Tutto ciò, infine, chiama in causa direttamente ruolo, qualità e responsabilità della classe dirigente. È un tema rilevante poiché esiste una dimensione etica «della» politica, ma anche «nella» politica, che riguarda direttamente le persone e che si traduce nella coerenza del loro comportamento, azione, stile. Non è solo la tradizionale questione morale, a partire dalla conformità dell’etica pubblica con quella privata. È qualcosa che attiene alla democrazia dei partiti e delle coalizioni, e al riconoscimento di meriti e talenti. In questo senso la selezione delle classi dirigenti in termini di qualità, deontologia, generi e generazioni – nella politica come nell’economia o altrove – è parte dell’etica pubblica e ha a che fare con le leggi che sovrintendono allo sviluppo della partecipazione e a un funzionamento corretto delle istituzioni. Il che spiega l’impatto che l’opportunità può assumere nella riflessione sul futuro dell’Ulivo e del Partito Democratico. Traguardo, quest’ultimo, che rappresenta davvero un’opportunità storica non più rinviabile, ma che ha bisogno, soprattutto nella fase d’avvio, di misurarsi con questioni di tale natura.

Quel che accade, dunque, su terreni diversi è che una sfera etica con sempre maggiore frequenza condiziona l’agenda politica.

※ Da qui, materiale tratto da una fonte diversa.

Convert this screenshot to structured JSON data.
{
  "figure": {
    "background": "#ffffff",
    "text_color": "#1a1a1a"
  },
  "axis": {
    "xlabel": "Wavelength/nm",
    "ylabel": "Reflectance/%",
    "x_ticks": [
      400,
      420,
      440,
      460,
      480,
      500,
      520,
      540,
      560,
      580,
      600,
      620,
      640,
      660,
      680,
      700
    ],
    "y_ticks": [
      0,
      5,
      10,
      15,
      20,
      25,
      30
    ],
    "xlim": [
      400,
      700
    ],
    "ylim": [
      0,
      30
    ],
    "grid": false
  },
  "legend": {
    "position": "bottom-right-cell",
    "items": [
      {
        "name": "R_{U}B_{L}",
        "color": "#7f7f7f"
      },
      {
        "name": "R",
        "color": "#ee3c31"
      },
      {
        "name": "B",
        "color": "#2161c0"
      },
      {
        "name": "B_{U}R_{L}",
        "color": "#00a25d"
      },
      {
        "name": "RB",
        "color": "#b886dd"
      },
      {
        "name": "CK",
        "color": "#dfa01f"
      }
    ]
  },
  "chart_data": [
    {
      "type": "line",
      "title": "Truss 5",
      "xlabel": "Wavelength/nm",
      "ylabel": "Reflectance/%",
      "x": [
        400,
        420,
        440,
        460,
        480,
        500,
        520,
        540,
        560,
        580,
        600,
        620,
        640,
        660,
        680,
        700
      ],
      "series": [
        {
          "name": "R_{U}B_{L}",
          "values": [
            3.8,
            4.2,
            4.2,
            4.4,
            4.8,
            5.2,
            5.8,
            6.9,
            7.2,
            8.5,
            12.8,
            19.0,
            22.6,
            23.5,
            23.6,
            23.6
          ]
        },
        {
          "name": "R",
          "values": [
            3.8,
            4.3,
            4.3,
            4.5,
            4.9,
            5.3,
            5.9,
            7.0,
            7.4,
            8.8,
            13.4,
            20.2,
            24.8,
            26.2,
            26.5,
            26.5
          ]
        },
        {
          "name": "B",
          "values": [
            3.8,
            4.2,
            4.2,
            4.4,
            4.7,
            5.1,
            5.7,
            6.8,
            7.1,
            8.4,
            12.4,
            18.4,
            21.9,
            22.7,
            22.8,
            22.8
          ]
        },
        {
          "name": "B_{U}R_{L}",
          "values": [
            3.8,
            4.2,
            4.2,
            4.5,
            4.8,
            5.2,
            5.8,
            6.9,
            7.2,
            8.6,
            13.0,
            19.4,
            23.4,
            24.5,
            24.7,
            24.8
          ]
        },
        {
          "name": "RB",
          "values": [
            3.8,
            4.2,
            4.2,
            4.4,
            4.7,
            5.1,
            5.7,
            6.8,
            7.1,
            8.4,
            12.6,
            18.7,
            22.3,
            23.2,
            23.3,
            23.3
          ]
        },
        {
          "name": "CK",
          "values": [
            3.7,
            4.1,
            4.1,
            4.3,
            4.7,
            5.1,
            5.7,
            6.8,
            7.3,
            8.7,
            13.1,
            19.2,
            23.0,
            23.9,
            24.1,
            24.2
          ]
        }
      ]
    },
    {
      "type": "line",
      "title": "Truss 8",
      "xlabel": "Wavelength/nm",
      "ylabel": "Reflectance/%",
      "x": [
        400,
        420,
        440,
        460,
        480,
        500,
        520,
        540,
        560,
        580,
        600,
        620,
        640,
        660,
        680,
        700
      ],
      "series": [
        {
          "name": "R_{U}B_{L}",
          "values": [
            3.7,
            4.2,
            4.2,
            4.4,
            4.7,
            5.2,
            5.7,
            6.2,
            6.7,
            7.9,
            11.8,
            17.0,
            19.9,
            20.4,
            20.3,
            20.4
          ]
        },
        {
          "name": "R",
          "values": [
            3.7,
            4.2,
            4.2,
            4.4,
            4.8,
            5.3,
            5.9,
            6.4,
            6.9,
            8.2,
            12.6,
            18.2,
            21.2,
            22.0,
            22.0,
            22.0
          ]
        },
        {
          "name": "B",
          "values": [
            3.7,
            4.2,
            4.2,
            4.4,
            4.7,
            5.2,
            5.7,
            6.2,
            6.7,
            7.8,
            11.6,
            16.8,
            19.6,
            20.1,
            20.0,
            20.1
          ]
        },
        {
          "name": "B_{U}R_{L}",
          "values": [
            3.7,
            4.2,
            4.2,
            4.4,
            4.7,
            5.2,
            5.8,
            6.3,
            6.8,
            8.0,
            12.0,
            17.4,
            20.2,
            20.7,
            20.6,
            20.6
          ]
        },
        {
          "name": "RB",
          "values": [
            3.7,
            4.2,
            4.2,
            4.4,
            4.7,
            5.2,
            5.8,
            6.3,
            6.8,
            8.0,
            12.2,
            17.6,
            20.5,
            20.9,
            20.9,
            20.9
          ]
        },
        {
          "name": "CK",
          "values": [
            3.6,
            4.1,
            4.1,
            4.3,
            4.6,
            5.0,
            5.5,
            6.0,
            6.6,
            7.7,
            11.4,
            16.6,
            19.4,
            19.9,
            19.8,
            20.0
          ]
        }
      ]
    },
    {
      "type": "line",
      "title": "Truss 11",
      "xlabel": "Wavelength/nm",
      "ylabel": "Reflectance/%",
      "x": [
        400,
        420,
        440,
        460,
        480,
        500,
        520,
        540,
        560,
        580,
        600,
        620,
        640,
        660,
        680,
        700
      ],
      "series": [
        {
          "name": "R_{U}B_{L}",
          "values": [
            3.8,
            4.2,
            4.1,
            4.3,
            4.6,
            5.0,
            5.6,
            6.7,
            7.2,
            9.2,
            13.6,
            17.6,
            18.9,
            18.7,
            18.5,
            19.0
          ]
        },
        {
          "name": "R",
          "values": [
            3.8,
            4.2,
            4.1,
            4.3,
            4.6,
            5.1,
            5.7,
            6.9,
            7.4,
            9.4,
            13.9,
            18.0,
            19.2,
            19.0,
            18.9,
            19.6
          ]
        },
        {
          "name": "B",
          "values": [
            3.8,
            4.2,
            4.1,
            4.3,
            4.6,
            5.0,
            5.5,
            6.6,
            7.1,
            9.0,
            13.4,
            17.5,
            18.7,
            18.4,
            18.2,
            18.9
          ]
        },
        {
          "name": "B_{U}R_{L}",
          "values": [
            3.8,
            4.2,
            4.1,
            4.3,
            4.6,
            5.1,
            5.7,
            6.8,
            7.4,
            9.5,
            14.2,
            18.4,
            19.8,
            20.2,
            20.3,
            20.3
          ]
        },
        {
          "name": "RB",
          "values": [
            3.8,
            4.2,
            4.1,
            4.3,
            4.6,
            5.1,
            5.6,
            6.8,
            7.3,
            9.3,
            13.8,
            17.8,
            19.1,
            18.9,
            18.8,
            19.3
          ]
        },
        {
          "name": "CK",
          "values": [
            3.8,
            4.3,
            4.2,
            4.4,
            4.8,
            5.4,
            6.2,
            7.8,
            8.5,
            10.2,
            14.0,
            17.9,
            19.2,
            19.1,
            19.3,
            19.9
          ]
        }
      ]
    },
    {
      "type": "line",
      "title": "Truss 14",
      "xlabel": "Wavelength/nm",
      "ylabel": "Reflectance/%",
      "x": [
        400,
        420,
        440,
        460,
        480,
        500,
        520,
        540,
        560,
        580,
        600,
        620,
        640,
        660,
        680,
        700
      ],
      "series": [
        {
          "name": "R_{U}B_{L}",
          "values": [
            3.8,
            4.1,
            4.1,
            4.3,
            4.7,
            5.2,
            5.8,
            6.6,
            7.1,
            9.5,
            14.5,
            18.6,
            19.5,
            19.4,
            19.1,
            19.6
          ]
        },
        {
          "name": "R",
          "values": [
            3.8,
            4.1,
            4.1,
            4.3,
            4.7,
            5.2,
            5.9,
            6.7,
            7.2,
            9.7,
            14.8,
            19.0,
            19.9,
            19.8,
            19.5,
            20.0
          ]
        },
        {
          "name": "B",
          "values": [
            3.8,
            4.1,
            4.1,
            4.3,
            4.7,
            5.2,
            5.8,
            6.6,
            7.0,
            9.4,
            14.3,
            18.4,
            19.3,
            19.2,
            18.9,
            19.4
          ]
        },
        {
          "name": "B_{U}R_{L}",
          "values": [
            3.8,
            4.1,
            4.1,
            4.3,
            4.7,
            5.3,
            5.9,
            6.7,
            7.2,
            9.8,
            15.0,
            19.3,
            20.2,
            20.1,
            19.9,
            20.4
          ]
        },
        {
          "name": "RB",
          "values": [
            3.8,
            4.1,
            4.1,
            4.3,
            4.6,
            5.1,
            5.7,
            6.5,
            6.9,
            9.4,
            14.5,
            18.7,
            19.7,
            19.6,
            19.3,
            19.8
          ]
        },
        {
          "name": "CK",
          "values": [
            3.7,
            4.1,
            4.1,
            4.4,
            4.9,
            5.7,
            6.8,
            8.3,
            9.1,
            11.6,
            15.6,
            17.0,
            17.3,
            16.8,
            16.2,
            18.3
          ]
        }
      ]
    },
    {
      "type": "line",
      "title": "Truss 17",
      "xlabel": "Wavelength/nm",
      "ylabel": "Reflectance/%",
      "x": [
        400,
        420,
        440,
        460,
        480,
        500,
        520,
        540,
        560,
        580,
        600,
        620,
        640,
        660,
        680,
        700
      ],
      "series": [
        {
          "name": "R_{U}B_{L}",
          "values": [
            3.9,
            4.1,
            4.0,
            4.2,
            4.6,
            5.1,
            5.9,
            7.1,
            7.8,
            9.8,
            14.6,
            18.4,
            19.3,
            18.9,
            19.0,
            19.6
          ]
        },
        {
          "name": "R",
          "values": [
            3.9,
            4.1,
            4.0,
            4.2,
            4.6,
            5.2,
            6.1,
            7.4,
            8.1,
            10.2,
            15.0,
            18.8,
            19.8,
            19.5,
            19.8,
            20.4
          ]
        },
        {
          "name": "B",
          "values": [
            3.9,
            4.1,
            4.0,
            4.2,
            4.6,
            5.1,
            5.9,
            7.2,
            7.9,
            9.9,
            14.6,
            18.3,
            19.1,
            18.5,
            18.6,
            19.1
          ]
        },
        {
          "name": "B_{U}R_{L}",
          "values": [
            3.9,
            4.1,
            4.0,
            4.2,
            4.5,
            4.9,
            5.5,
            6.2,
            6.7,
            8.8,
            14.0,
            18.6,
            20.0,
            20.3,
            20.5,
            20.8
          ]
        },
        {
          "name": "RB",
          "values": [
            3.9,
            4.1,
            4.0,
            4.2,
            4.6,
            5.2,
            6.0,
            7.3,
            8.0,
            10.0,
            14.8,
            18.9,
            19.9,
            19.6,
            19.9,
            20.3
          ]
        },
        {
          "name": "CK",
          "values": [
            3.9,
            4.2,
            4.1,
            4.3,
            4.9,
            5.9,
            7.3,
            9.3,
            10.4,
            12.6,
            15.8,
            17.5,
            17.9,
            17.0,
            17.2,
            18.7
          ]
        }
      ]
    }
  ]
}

Definisce priorità d’azione dei governi e dei partiti. Interpella coscienze. Divide, come detto, non solo il campo progressista dalla destra, ma genera qualche distinzione nello stesso campo riformista. Con la necessità per la politica di rispondere delle proprie decisioni a un’opinione pubblica sempre più consapevole del peso di scelte fondamentali per la qualità della propria vita.

Come si vede, la questione attraversa la nostra agenda con «invasioni» anche in territori fino a ieri coinvolti meno direttamente. Ma ciò, lungi dall’essere una ragione per congelare il tema dovrebbe stimolare la politica – e il centrosinistra in primo luogo – a interrogarsi con sincerità sul significato da dare alle parole. Nel senso di ritenere per lo meno difficile seguire lo schema di chi auspica che sui temi «eticamente sensibili» la politica – e il nuovo Partito Democratico – defletta dalla ricerca di posizioni unitarie e soluzioni condivise. Questa via non pare convincente. Non solo perché annullerebbe la ricerca su questioni prioritarie nel nostro tempo, ma perché sarebbe difficile capire quali siano oggi i limiti dell’eticamente sensibile. Insomma, dove passi, nell’epoca globale, il confine tra etica e politica.